Almanların Nobel Şaşkınlığı…

Edebiyat
Alman basını Herta Müller’in Nobel Edebiyat Ödülü’ne hak kazanmasını bugün manşetten verdi. Frankfurter Allgemeine gazetesi, ‘Mürekkeple gölgeleri kovmak’ başlıklı haberinde, M...
EMOJİLE

Alman basını Herta Müller’in Nobel Edebiyat Ödülü’ne hak kazanmasını bugün manşetten verdi.

Frankfurter Allgemeine gazetesi, ‘Mürekkeple gölgeleri kovmak’ başlıklı haberinde, Müller’in ödül almasının gerçek bir sürpriz ve sansasyon oldugunu yazıyor. Akademinin bu kararının daha çok edebi olduğu ama siyasi bir sinyal de içerdigine dikkat çeken gazete, ”Daha aydınlatıcı bir seçim olamazdı” diyor.

‘SÜRPRİZ BİR KARAR’

Süddeutsche Zeitung da Nobel Edebiyat Ödülü‘nün Herta Müller’e verilmesini sürpriz bir karar olarak yorumluyor. Akademinin bu ödülü verirken, edebiyattan çok dünya kavramını dikkate aldığını ifade eden gazete, bunun bir ilk olduğunu yazıyor.

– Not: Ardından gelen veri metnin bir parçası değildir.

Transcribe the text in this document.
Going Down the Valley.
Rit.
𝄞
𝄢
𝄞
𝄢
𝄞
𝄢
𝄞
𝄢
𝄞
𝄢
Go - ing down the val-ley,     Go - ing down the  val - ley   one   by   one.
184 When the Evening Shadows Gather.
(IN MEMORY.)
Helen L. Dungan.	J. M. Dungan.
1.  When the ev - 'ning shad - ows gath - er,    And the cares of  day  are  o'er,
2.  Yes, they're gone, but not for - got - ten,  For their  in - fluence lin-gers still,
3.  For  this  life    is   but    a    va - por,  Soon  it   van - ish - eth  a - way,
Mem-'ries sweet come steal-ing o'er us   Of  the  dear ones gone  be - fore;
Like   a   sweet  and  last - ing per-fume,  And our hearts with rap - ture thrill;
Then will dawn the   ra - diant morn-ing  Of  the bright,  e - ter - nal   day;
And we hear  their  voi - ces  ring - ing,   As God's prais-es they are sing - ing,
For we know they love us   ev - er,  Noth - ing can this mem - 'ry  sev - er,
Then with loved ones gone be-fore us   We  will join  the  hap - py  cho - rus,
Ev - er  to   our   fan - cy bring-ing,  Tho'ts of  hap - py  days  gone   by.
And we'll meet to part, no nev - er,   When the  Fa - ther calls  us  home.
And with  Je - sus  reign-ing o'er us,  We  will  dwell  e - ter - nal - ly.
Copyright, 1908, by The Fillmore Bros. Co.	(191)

Gazete Romanya’da doğan Müller’in, komünist diktatörlüğün, kovuşturma ve sürgünle geçen bir hayatın acılarını simgeledigini vurguluyor. Gazete, Müller’in sözlerini başlığa taşımış: ”En çok, açlık durmadan yer”

‘BİR DİL MUCİZESİ’

Frankfurter Rundschau ise Müller’i başlığı ile tanımlıyor; ‘Bir dil mucizesi’. Gazete Nobel komitesinin kararını, akıllıca, cesur, zevkli, siyasi olarak hassas ve mutluluk verici bir karar olarak değerlendiriyor.

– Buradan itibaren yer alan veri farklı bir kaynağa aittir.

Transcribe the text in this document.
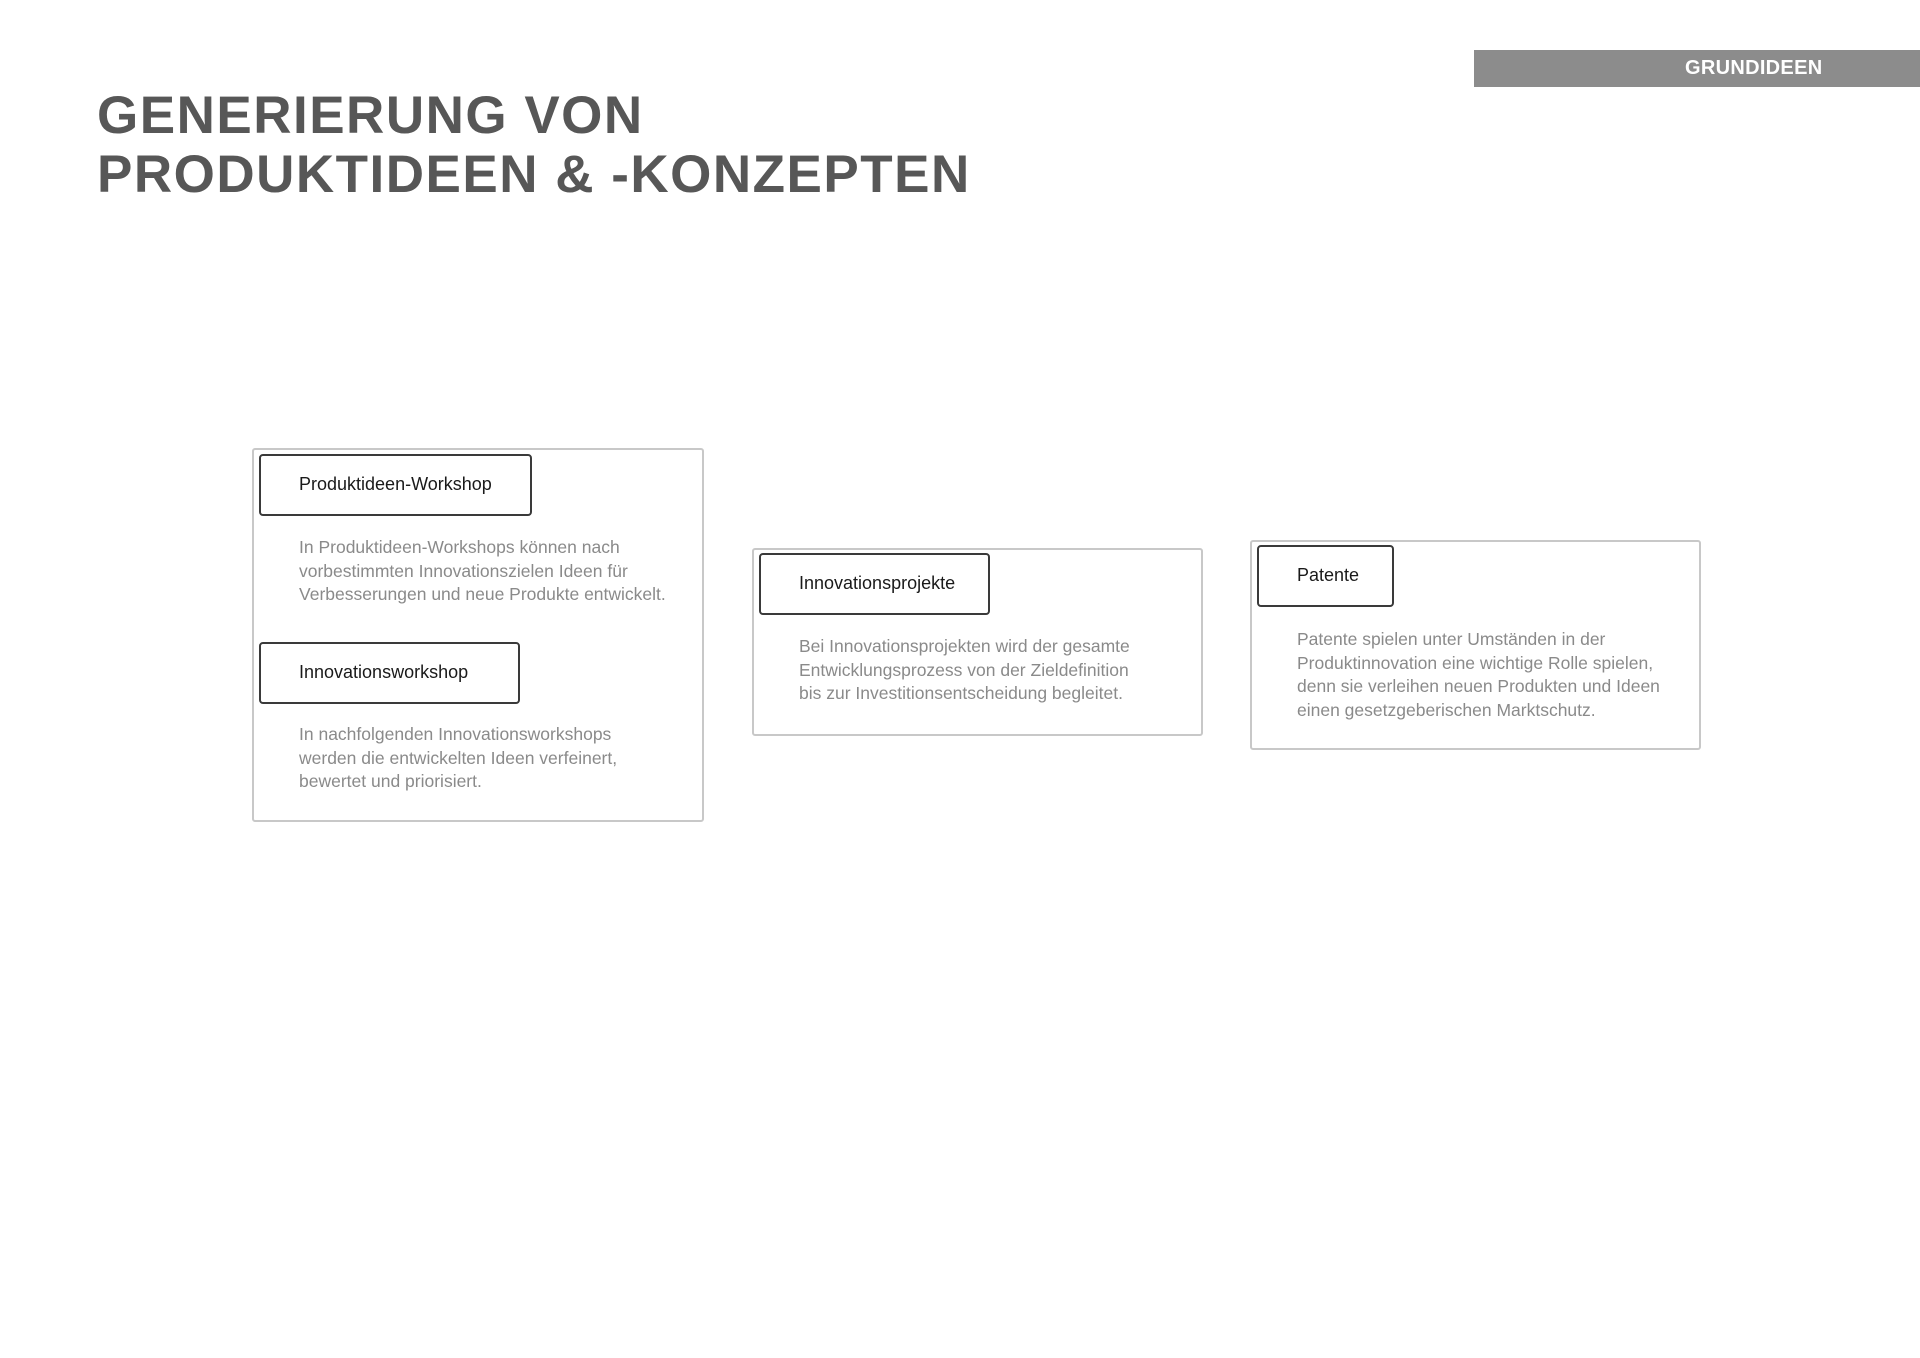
GRUNDIDEEN
GENERIERUNG VON
PRODUKTIDEEN & -KONZEPTEN
Produktideen-Workshop

In Produktideen-Workshops können nach
vorbestimmten Innovationszielen Ideen für
Verbesserungen und neue Produkte entwickelt.

Innovationsworkshop

In nachfolgenden Innovationsworkshops
werden die entwickelten Ideen verfeinert,
bewertet und priorisiert.

Innovationsprojekte

Bei Innovationsprojekten wird der gesamte
Entwicklungsprozess von der Zieldefinition
bis zur Investitionsentscheidung begleitet.

Patente

Patente spielen unter Umständen in der
Produktinnovation eine wichtige Rolle spielen,
denn sie verleihen neuen Produkten und Ideen
einen gesetzgeberischen Marktschutz.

Komitenin ödülü gerekçelendirirken kullandığı ‘şiirin yoğunluğu ve nesrin açıklığını kullanarak yurtsuzların dünyasını betimleme yeteneği’ sözlerine dikkat çeken Frankfurter Rundschau, bununla Romanya‘daki rejimin yazarın hayatını nasıl cehenneme çevirdiğinin anlatıldığını ifade ediyor. Gazete, Müller‘in gizli servisle çalismayı reddettikten sonra nasıl eziyete ugradığını anlatıyor ve ekliyor: Müller, eserlerinde bugünü de değerlendiriyor.

‘GÖÇÜN YAZARI’

Die Tageszeitung TAZ gazetesi de konu ile ilgili habere, ‘Göçün yazari’ başlığını atmış. Son 10 yıl içinde Nobel Edebiyat Ödülü’nün 3. kez Alman diline verildiğini hatırlatan gazete, bunu Alman edebiyatının ‘fazla satmayan, sıkıcı bir edebiyat’ yaftasından kurtulmuş olduğunun göstergesi olarak degerlendiriyor.

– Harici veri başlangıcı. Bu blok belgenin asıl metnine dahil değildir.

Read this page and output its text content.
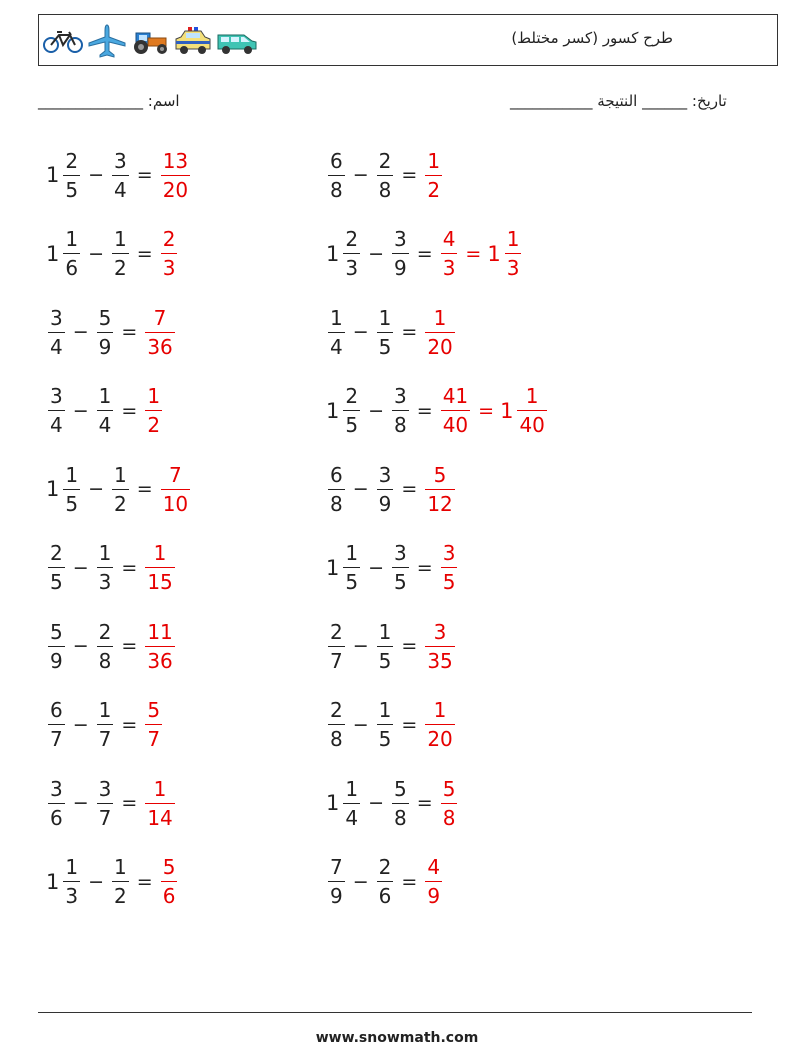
طرح كسور (كسر مختلط)
اسم: ______________	تاريخ: ______ النتيجة ___________
$1 \frac{2}{5} - \frac{3}{4} = \frac{13}{20}$	$\frac{6}{8} - \frac{2}{8} = \frac{1}{2}$
$1 \frac{1}{6} - \frac{1}{2} = \frac{2}{3}$	$1 \frac{2}{3} - \frac{3}{9} = \frac{4}{3} = 1 \frac{1}{3}$
$\frac{3}{4} - \frac{5}{9} = \frac{7}{36}$	$\frac{1}{4} - \frac{1}{5} = \frac{1}{20}$
$\frac{3}{4} - \frac{1}{4} = \frac{1}{2}$	$1 \frac{2}{5} - \frac{3}{8} = \frac{41}{40} = 1 \frac{1}{40}$
$1 \frac{1}{5} - \frac{1}{2} = \frac{7}{10}$	$\frac{6}{8} - \frac{3}{9} = \frac{5}{12}$
$\frac{2}{5} - \frac{1}{3} = \frac{1}{15}$	$1 \frac{1}{5} - \frac{3}{5} = \frac{3}{5}$
$\frac{5}{9} - \frac{2}{8} = \frac{11}{36}$	$\frac{2}{7} - \frac{1}{5} = \frac{3}{35}$
$\frac{6}{7} - \frac{1}{7} = \frac{5}{7}$	$\frac{2}{8} - \frac{1}{5} = \frac{1}{20}$
$\frac{3}{6} - \frac{3}{7} = \frac{1}{14}$	$1 \frac{1}{4} - \frac{5}{8} = \frac{5}{8}$
$1 \frac{1}{3} - \frac{1}{2} = \frac{5}{6}$	$\frac{7}{9} - \frac{2}{6} = \frac{4}{9}$
www.snowmath.com
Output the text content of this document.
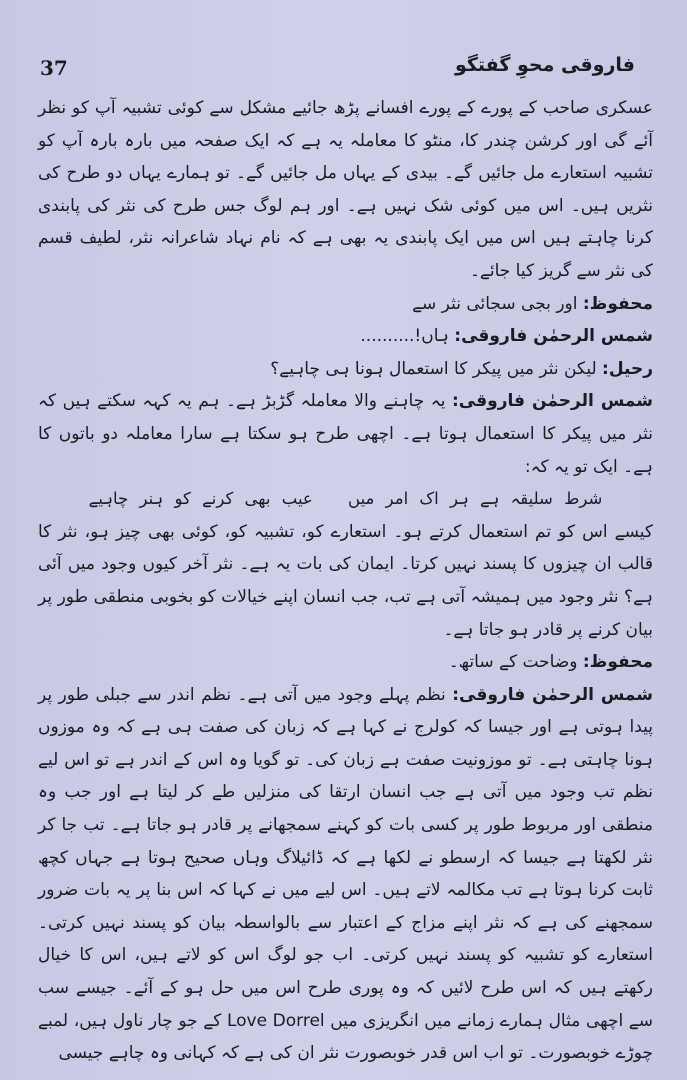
37	فاروقی محوِ گفتگو

عسکری صاحب کے پورے کے پورے افسانے پڑھ جائیے مشکل سے کوئی تشبیہ آپ کو نظر آئے گی اور کرشن چندر کا، منٹو کا معاملہ یہ ہے کہ ایک صفحہ میں بارہ بارہ آپ کو تشبیہ استعارے مل جائیں گے۔ بیدی کے یہاں مل جائیں گے۔ تو ہمارے یہاں دو طرح کی نثریں ہیں۔ اس میں کوئی شک نہیں ہے۔ اور ہم لوگ جس طرح کی نثر کی پابندی کرنا چاہتے ہیں اس میں ایک پابندی یہ بھی ہے کہ نام نہاد شاعرانہ نثر، لطیف قسم کی نثر سے گریز کیا جائے۔

محفوظ: اور بجی سجائی نثر سے

شمس الرحمٰن فاروقی: ہاں!..........

رحیل: لیکن نثر میں پیکر کا استعمال ہونا ہی چاہیے؟

شمس الرحمٰن فاروقی: یہ چاہنے والا معاملہ گڑبڑ ہے۔ ہم یہ کہہ سکتے ہیں کہ نثر میں پیکر کا استعمال ہوتا ہے۔ اچھی طرح ہو سکتا ہے سارا معاملہ دو باتوں کا ہے۔ ایک تو یہ کہ:

شرط سلیقہ ہے ہر اک امر میں عیب بھی کرنے کو ہنر چاہیے

کیسے اس کو تم استعمال کرتے ہو۔ استعارے کو، تشبیہ کو، کوئی بھی چیز ہو، نثر کا قالب ان چیزوں کا پسند نہیں کرتا۔ ایمان کی بات یہ ہے۔ نثر آخر کیوں وجود میں آئی ہے؟ نثر وجود میں ہمیشہ آتی ہے تب، جب انسان اپنے خیالات کو بخوبی منطقی طور پر بیان کرنے پر قادر ہو جاتا ہے۔

محفوظ: وضاحت کے ساتھ۔

شمس الرحمٰن فاروقی: نظم پہلے وجود میں آتی ہے۔ نظم اندر سے جبلی طور پر پیدا ہوتی ہے اور جیسا کہ کولرج نے کہا ہے کہ زبان کی صفت ہی ہے کہ وہ موزوں ہونا چاہتی ہے۔ تو موزونیت صفت ہے زبان کی۔ تو گویا وہ اس کے اندر ہے تو اس لیے نظم تب وجود میں آتی ہے جب انسان ارتقا کی منزلیں طے کر لیتا ہے اور جب وہ منطقی اور مربوط طور پر کسی بات کو کہنے سمجھانے پر قادر ہو جاتا ہے۔ تب جا کر نثر لکھتا ہے جیسا کہ ارسطو نے لکھا ہے کہ ڈائیلاگ وہاں صحیح ہوتا ہے جہاں کچھ ثابت کرنا ہوتا ہے تب مکالمہ لاتے ہیں۔ اس لیے میں نے کہا کہ اس بنا پر یہ بات ضرور سمجھنے کی ہے کہ نثر اپنے مزاج کے اعتبار سے بالواسطہ بیان کو پسند نہیں کرتی۔ استعارے کو تشبیہ کو پسند نہیں کرتی۔ اب جو لوگ اس کو لاتے ہیں، اس کا خیال رکھتے ہیں کہ اس طرح لائیں کہ وہ پوری طرح اس میں حل ہو کے آئے۔ جیسے سب سے اچھی مثال ہمارے زمانے میں انگریزی میں Love Dorrel کے جو چار ناول ہیں، لمبے چوڑے خوبصورت۔ تو اب اس قدر خوبصورت نثر ان کی ہے کہ کہانی وہ چاہے جیسی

TAZ, Müller‘i Alman bir yazar olarak nitelendirmemek gerektiğini savunuyor ve yazarın, daha çok yurtsuz olarak nitelendirilebilecek hayatından kesitler veriyor.

‘KORKUNÇ MİRAS’

Die Welt gazetesi de Müller‘in geçmişinde sadece komünizm değil faşizmin de var olduğunu vurguluyor. Müller’in babasının bir Nazi subayı olduğunu hatırlatan gazete, komitenin bunu saklamadığı, aksine yazarın bu korkunç mirasını yazı yazması için motivasyon olarak gördüğünü belirtiyor.